どうしてこの男は、正確すぎるほどに世界を知っている?
 
「心当たり、あるのか?」
 
「……なかったら偉そうに講釈したり呑気に探偵ゴッコやってたりしないよ」
 
どうやらサングラスと黒コートはアウトローではなく、探偵のつもりだったらしい。
──思いっきり逆の役柄ではあるが、この際そんなことはどうでもいい。だろう。たぶん。
 
「あぁ、そうだそうだ」
 
どうやらこの荒んだビルに入る様子の雪丸が、一歩足を出した状態でくるりとこちらを向いた。
 
「たぶん君は大丈夫だと思うんだけど、これ、お守りね。危なくなったら唱えて。……でも、危なくない時に使っちゃダメだからね」
 
ずいっと差し出されたのは彼の名刺だった。
裏返せば、似つかわしくない流麗な文字でなにやら書いてある。

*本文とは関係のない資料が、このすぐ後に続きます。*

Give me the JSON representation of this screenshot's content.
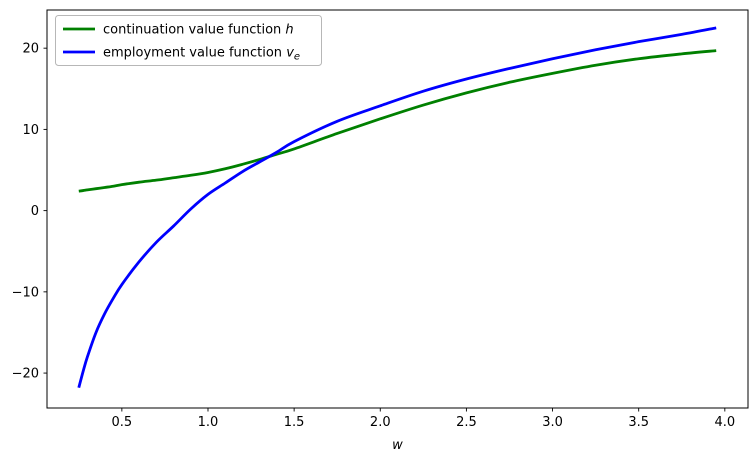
{
  "figure": {
    "background": "#ffffff",
    "axis_color": "#000000"
  },
  "chart_data": {
    "type": "line",
    "title": "",
    "xlabel": "w",
    "ylabel": "",
    "grid": false,
    "xlim": [
      0.0655,
      4.1345
    ],
    "ylim": [
      -24.3,
      24.7
    ],
    "x": [
      0.25,
      0.275,
      0.3,
      0.35,
      0.4,
      0.45,
      0.5,
      0.6,
      0.7,
      0.8,
      0.9,
      1.0,
      1.1,
      1.2,
      1.3,
      1.4,
      1.5,
      1.75,
      2.0,
      2.25,
      2.5,
      2.75,
      3.0,
      3.25,
      3.5,
      3.75,
      3.95
    ],
    "series": [
      {
        "name": "continuation value function h",
        "legend_prefix": "continuation value function ",
        "legend_symbol": "h",
        "legend_subscript": "",
        "color": "#008000",
        "line_width": 2.8,
        "values": [
          2.4,
          2.47,
          2.55,
          2.7,
          2.85,
          3.0,
          3.2,
          3.5,
          3.75,
          4.05,
          4.35,
          4.7,
          5.15,
          5.7,
          6.3,
          6.95,
          7.6,
          9.5,
          11.3,
          13.0,
          14.5,
          15.8,
          16.9,
          17.9,
          18.7,
          19.3,
          19.7
        ]
      },
      {
        "name": "employment value function v_e",
        "legend_prefix": "employment value function ",
        "legend_symbol": "v",
        "legend_subscript": "e",
        "color": "#0000ff",
        "line_width": 2.8,
        "values": [
          -21.8,
          -19.8,
          -18.0,
          -15.0,
          -12.7,
          -10.8,
          -9.1,
          -6.3,
          -3.9,
          -1.9,
          0.2,
          2.0,
          3.4,
          4.8,
          6.0,
          7.2,
          8.5,
          11.0,
          12.9,
          14.7,
          16.2,
          17.5,
          18.7,
          19.8,
          20.8,
          21.7,
          22.5
        ]
      }
    ],
    "xticks": {
      "values": [
        0.5,
        1.0,
        1.5,
        2.0,
        2.5,
        3.0,
        3.5,
        4.0
      ],
      "labels": [
        "0.5",
        "1.0",
        "1.5",
        "2.0",
        "2.5",
        "3.0",
        "3.5",
        "4.0"
      ]
    },
    "yticks": {
      "values": [
        -20,
        -10,
        0,
        10,
        20
      ],
      "labels": [
        "−20",
        "−10",
        "0",
        "10",
        "20"
      ]
    },
    "legend": {
      "position": "upper-left",
      "background": "#ffffff",
      "border_color": "#b7b7b7"
    }
  }
}
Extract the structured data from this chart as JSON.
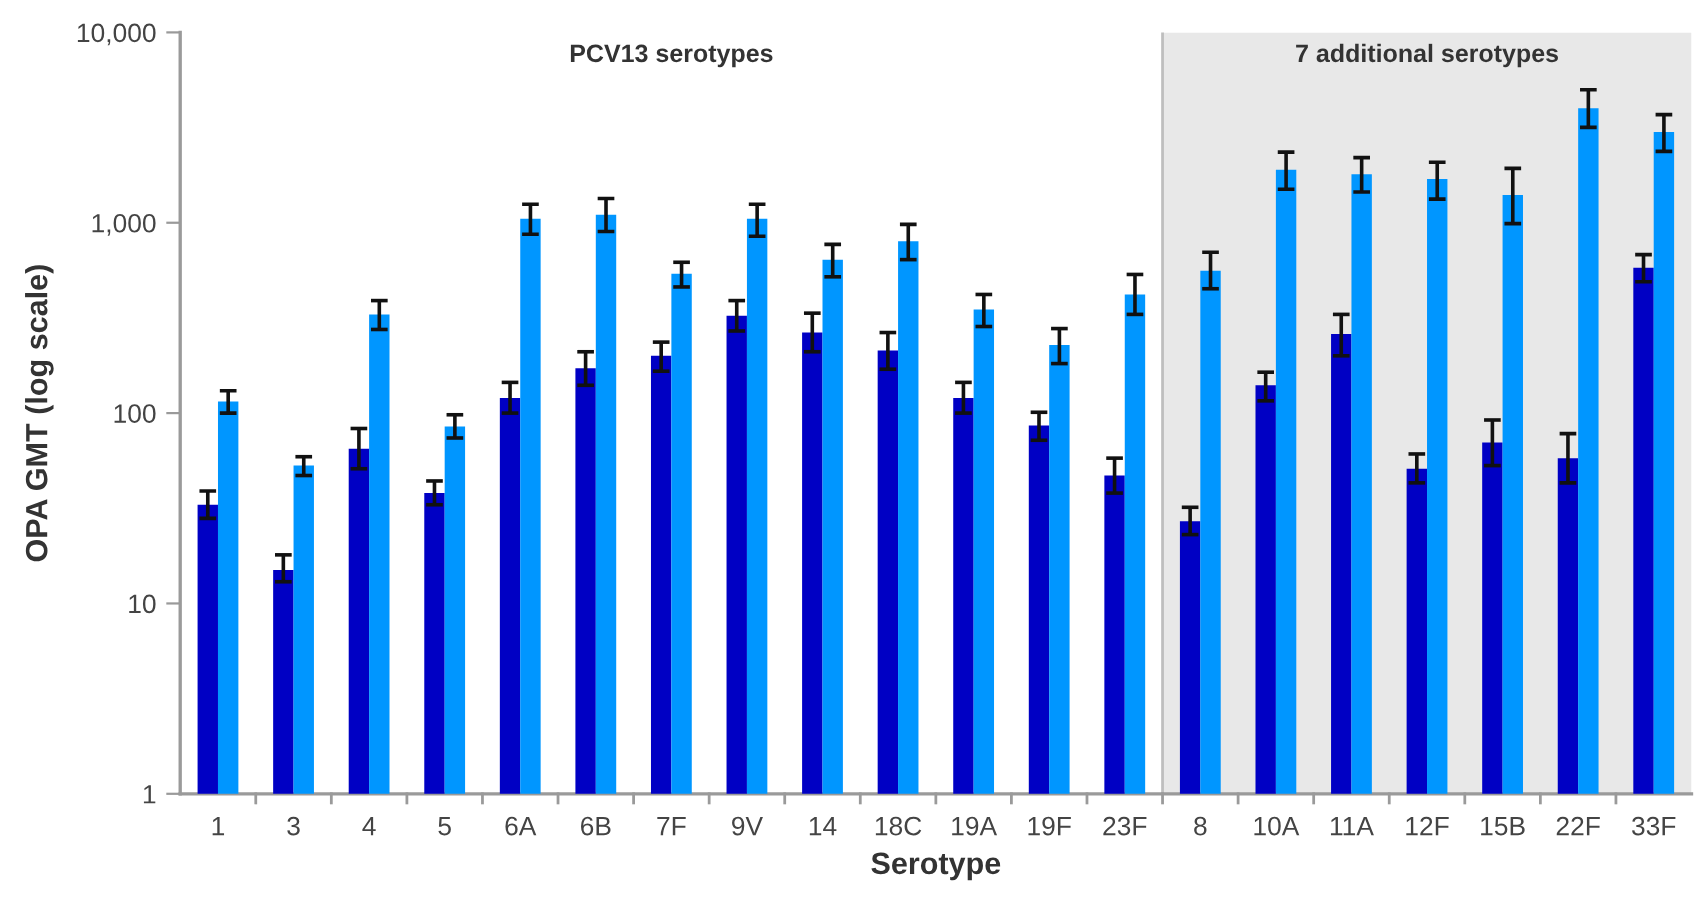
{
  "chart_data": {
    "type": "bar",
    "xlabel": "Serotype",
    "ylabel": "OPA GMT (log scale)",
    "categories": [
      "1",
      "3",
      "4",
      "5",
      "6A",
      "6B",
      "7F",
      "9V",
      "14",
      "18C",
      "19A",
      "19F",
      "23F",
      "8",
      "10A",
      "11A",
      "12F",
      "15B",
      "22F",
      "33F"
    ],
    "series": [
      {
        "color": "#0000c4",
        "values": [
          33,
          15,
          65,
          38,
          120,
          172,
          200,
          325,
          265,
          213,
          120,
          86,
          47,
          27,
          140,
          260,
          51,
          70,
          58,
          580
        ],
        "errors": [
          [
            28,
            39
          ],
          [
            13,
            18
          ],
          [
            51,
            83
          ],
          [
            33,
            44
          ],
          [
            100,
            145
          ],
          [
            140,
            210
          ],
          [
            166,
            236
          ],
          [
            270,
            390
          ],
          [
            210,
            335
          ],
          [
            170,
            265
          ],
          [
            100,
            145
          ],
          [
            72,
            101
          ],
          [
            38,
            58
          ],
          [
            23,
            32
          ],
          [
            116,
            164
          ],
          [
            200,
            330
          ],
          [
            43,
            61
          ],
          [
            53,
            92
          ],
          [
            43,
            78
          ],
          [
            490,
            680
          ]
        ]
      },
      {
        "color": "#0096ff",
        "values": [
          115,
          53,
          330,
          85,
          1050,
          1100,
          540,
          1050,
          640,
          800,
          350,
          228,
          420,
          560,
          1900,
          1800,
          1700,
          1400,
          4000,
          3000
        ],
        "errors": [
          [
            100,
            131
          ],
          [
            47,
            59
          ],
          [
            275,
            390
          ],
          [
            74,
            98
          ],
          [
            870,
            1250
          ],
          [
            900,
            1340
          ],
          [
            460,
            620
          ],
          [
            850,
            1250
          ],
          [
            520,
            770
          ],
          [
            640,
            980
          ],
          [
            285,
            420
          ],
          [
            182,
            278
          ],
          [
            330,
            535
          ],
          [
            450,
            700
          ],
          [
            1500,
            2350
          ],
          [
            1450,
            2200
          ],
          [
            1330,
            2080
          ],
          [
            990,
            1930
          ],
          [
            3170,
            5000
          ],
          [
            2370,
            3700
          ]
        ]
      }
    ],
    "log": true,
    "ylim": [
      1,
      10000
    ],
    "yticks": [
      1,
      10,
      100,
      {
        "value": 1000,
        "label": "1,000"
      },
      {
        "value": 10000,
        "label": "10,000"
      }
    ],
    "bands": [
      {
        "axis": "x",
        "from": "8",
        "to": "33F",
        "label": "7 additional serotypes",
        "color": "#e8e8e8"
      }
    ],
    "annotations": [
      "PCV13 serotypes"
    ],
    "grid": false
  }
}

どう見ても何かの呪文だ。
 
(メモじゃないんだから……)
 
ややげんなりしつつポケットにしまうと、雪丸がこちらを見下ろしたまま念を押してくる。
 
「いい? 危なくない時は使っちゃダメだよ。ただでさえ僕用の術で効力が大きいんだから。僕はいつも呪文、唱えたりしないでしょ。言葉に出したらとんでもない力になるからね、やったら責任取れないかもしれないし。言葉ってのは、人間が思ってるよりずっと恐ろしい魔力を持ってるんだよ。だから、いい? 分かった?」
 
「あーあーあー、分かりました。分かりました。死んでも使いません」
 
投げやりに少年が約束すると、
 
「──うん、その方がいいかもね」
 
大真面目な声音で雪丸がうなづく。
シムルグは眉根を寄せて訊き直した。
 
「その方がいい?」
 
「使ったせいで死んじゃったら洒落にならないよね」
 
「雪丸、あんたなぁ……」
 
どこまで本気なのか分からないその男は、まぁいいじゃない、とぱたぱた手を振って、逃れるように闇へと溶けて行く。
 
(あぁぁぁ、なんだかなー)
 
どことなく哀しい気分で、シムルグも光はしゃぐ街を後にした。